Results from users testing with mobile-enabled devices including phones and tablets suggests that mobile broadband speeds saw an overall rise since November. Taking mobile broadband separately from home broadband, EE Mobile retain first place, with download speeds increasing by 1.1Mb to 17.55Mb and upload speeds holding at 3.87Mb. Vodafone are in second place, seeing download speeds fall slightly by 0.19Mb to 13.76Mb and upload speeds steady at 2.82Mb. O2 are in third place with download speeds at 11.78Mb - a respectable 1.4Mb increase over last month - and upload speeds at 2.53Mb. Three are still in fourth place, with average download speeds of 9.84Mb and upload speeds of 2.56Mb.
When mobile broadband and home broadband average speeds compete on the same table, 4GEE is head-to-head with BT's second place with a difference of only 0.03Mb. 4GEE and Vodafone mobile broadband sit in overall 3rd and 4th places beating all home broadband providers' averages bar Virgin Media and BT. This suggests that 4G broadband may have higher uptake levels relative to 3G compared to uptake of the fastest possible fibre broadband products relative to cheaper options.

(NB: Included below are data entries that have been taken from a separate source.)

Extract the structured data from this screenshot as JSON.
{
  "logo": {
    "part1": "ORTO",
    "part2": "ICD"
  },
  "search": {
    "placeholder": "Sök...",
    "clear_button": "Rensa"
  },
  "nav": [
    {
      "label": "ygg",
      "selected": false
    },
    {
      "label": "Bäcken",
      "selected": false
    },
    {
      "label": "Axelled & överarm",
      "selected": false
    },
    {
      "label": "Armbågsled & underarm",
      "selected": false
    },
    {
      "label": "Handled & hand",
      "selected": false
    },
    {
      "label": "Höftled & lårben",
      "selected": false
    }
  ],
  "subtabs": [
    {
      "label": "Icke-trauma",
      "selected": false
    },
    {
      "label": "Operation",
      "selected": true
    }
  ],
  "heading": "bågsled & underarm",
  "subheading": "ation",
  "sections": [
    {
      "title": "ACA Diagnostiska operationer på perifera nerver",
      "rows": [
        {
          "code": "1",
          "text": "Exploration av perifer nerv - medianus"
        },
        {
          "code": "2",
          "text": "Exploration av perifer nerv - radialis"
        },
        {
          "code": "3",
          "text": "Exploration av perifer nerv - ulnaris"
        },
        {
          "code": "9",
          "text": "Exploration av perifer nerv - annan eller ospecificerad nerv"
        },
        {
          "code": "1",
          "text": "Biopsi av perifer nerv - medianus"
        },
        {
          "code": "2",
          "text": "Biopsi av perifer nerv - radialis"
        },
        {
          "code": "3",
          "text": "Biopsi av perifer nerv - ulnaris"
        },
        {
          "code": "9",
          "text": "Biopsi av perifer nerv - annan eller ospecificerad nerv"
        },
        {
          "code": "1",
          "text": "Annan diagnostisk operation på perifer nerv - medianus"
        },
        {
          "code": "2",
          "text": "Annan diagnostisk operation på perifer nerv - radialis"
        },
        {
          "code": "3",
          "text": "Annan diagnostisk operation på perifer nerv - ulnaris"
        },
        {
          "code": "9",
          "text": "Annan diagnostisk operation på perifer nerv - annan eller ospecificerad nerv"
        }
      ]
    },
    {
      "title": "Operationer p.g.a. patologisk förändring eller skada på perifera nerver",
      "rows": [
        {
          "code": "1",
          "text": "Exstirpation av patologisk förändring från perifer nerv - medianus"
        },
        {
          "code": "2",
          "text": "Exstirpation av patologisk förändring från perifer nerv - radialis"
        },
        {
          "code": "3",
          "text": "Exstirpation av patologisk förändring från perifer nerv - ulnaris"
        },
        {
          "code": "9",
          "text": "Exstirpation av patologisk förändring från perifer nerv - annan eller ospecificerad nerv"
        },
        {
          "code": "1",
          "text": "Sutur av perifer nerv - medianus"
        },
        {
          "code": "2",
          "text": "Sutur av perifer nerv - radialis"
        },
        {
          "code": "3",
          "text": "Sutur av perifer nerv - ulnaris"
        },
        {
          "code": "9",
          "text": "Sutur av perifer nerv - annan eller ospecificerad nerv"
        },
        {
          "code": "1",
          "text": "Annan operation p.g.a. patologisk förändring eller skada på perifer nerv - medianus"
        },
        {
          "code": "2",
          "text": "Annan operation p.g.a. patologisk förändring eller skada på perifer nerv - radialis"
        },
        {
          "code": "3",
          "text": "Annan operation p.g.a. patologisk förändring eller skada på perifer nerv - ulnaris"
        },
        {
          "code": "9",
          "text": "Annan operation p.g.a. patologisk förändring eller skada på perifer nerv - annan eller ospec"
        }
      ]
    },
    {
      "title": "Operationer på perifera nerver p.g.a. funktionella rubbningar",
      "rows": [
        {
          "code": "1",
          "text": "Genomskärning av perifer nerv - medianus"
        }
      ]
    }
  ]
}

This month's supplementary broadband providers table (see page 4 of the report) found Post Office Broadband had the UK's slowest broadband speed overall with only 2.55Mb average downloads and only 0.33Mb average uploads. Hyperoptic was fastest overall with 102.1Mb average downloads and 92.13Mb uploads.
October 2015 saw average download speeds for fixed line providers recorded by users of our broadband speed test rise by 2.76Mb in comparison to the results from September, coming in at 21.88Mb. Average upload speeds saw a 0.4Mb increase to 4.65Mb.
Virgin Media's average download speeds rose by 6.31Mb to 48.66Mb, with upload speeds also improving to 6.64Mb. Virgin have recently begun rolling out their 200Mb service for new and existing customers, which accounts for the significant increase in download speeds.
BT Broadband retain second place with average download speeds increasing by 1.32Mb to 18.84Mb, and upload speeds increasing by 0.45Mb to 5.59Mb. Plusnet hold third place, remaining stable at 15.09Mb for average download speeds with only a 0.33Mb decrease to 4.25Mb for average upload speeds. TalkTalk stay in fourth place, with download speeds at 12.89Mb and upload speeds at 2.32Mb. Finally, Sky are in fifth place with a 0.87Mb rise in download speeds, putting them at 12.76Mb, while their upload speeds increased by 0.38Mb to 3.64Mb.
With the recent improvements to our speed test, we're now able to record results from mobile users on their phones and tablets. EE Mobile are in first place, with download speeds averaging at 17.81Mb and upload speeds at 5.36Mb. Vodafone are in second place, with download speeds at 12.95Mb and upload speeds at 3.79Mb. O2 are in third place with download and upload speeds at 11.03Mb and 3.81Mb respectively. This leaves Three in fourth place, with average download speeds of 9.03Mb and upload speeds of 3.45Mb.